Why did I wake up this morning with 10 tally marks on my hand and a penis drawn on my tits?
Don't put random dicks in your mouth or any other crevice for that matter... and i'm home in 30 seconds
Wish I got that text last night instead of this morning.
dude i have an english essay and a bio lab due tomorow
so basically your not goin out tonight?
who said that?
A picture just appeared on facebook. I am puking in the toilet, you are next to me puking in the sink. I think we have our christmas card.
Should you consider yourself out of control when everyone at the party is cheering you on while you're puking, and on the last heave you act like you're rolling dice right before the finale???
She just looked down there and said "i breed horses. this is better than anything ive ever seen."
proof that my night is going well: I can still open doors
fuck your need to drink for whitney a thousand times last night.

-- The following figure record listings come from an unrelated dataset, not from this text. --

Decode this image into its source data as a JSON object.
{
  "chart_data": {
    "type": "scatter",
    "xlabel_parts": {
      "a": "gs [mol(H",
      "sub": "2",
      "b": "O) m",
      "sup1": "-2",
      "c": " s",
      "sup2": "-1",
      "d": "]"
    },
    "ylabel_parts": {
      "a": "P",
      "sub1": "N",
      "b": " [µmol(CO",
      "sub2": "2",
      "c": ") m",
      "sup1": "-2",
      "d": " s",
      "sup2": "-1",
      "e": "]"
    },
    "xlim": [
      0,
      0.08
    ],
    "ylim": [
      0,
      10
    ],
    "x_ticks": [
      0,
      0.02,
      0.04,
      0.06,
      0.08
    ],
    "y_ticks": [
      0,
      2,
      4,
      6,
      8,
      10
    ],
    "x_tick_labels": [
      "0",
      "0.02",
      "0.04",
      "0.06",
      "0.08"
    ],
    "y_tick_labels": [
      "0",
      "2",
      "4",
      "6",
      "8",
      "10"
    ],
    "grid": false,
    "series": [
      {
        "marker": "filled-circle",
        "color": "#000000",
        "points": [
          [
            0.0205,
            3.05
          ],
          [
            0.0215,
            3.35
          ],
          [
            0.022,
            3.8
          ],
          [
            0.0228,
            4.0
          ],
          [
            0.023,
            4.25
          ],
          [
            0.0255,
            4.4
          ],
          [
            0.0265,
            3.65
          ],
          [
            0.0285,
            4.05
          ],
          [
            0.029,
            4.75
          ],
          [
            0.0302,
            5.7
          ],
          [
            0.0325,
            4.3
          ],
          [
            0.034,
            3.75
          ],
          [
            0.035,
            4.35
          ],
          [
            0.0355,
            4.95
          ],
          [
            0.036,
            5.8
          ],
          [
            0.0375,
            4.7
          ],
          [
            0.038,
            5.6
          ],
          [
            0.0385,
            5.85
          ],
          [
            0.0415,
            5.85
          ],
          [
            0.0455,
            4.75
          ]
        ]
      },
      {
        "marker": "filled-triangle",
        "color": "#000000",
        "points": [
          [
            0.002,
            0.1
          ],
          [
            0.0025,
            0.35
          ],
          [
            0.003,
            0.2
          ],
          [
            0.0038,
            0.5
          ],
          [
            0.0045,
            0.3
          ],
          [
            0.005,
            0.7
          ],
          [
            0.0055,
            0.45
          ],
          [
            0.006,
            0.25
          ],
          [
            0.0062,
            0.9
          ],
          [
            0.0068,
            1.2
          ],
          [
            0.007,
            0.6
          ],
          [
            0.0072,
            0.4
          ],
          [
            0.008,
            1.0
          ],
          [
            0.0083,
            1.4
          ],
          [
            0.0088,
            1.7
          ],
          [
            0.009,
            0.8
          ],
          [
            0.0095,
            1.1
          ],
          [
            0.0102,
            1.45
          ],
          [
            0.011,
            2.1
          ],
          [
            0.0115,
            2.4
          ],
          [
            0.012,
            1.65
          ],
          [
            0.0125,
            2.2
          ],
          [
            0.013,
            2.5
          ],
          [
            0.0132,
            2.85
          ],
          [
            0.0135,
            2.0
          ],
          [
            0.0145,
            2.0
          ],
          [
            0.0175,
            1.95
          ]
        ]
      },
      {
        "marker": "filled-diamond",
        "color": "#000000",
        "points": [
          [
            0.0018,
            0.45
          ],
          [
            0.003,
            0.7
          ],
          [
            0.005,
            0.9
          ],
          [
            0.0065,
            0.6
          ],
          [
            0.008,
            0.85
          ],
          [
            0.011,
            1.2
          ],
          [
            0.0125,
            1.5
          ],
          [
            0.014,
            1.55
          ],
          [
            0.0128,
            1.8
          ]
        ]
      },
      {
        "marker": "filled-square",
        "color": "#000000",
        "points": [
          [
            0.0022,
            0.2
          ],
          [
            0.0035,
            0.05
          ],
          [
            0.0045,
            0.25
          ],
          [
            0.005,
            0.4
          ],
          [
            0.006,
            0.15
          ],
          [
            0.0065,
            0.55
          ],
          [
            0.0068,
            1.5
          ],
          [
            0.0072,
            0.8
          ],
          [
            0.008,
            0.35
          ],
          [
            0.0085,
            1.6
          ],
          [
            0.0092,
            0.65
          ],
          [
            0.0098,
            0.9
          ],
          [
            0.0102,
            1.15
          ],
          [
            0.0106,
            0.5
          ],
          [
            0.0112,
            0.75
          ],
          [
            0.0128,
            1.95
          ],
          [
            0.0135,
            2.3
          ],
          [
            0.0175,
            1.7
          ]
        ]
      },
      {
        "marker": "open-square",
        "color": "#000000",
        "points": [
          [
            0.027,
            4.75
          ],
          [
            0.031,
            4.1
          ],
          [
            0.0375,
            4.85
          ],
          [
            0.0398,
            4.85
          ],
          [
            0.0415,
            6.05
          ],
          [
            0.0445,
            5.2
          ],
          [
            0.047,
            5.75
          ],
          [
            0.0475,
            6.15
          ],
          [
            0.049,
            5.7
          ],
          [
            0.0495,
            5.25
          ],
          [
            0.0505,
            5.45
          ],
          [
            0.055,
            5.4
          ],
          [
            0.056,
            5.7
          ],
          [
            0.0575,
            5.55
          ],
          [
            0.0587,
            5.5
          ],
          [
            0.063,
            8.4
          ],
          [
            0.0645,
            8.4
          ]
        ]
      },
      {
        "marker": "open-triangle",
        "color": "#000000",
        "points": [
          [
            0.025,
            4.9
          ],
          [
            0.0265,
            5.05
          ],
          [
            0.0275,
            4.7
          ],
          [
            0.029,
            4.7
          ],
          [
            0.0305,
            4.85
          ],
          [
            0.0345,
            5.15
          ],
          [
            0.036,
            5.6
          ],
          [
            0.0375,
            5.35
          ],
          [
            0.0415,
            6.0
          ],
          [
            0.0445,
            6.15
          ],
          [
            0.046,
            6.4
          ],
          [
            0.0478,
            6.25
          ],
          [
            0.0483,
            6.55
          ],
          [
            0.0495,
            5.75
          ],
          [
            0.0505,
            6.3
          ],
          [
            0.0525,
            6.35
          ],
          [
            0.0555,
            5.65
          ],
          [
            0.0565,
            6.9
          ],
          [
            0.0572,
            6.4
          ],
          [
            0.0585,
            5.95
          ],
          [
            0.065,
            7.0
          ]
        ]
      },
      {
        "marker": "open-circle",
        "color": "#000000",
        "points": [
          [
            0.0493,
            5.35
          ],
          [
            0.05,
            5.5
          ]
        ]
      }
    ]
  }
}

I've decided that my night was probably over when I started eating the penne vodka with my hands.
Why am I always the sober one?
Cause you're the only one with any sort of self control. It's kinda your super power...
The Blue Grotto manager called. He asked me for your name and number. Apparently, on reviewing the videotape he noticed you consumed a whole pizza by yourself. He indicated that he has a tshirt for you and wants to put your picture on his eating wall of fame. Apparently, you are the first such person to complete this incredible feat of eating. Congratulations to you!! I am so proud.
Sorry for throwing up in your humidifier last night, I thought it was some sort of electrical garbage can
I'm sure he likes you too... but your boyfriend is kind of a cockblock
You were so fucked you introduced me to a pile of Laundry
I wondered why I slept in the front room
He literally shouted this Viking war cry when he cam. Then as we laid there he sang me the most beautiful rendition of " When Irish Eyes are Smiling". I've never been more confused.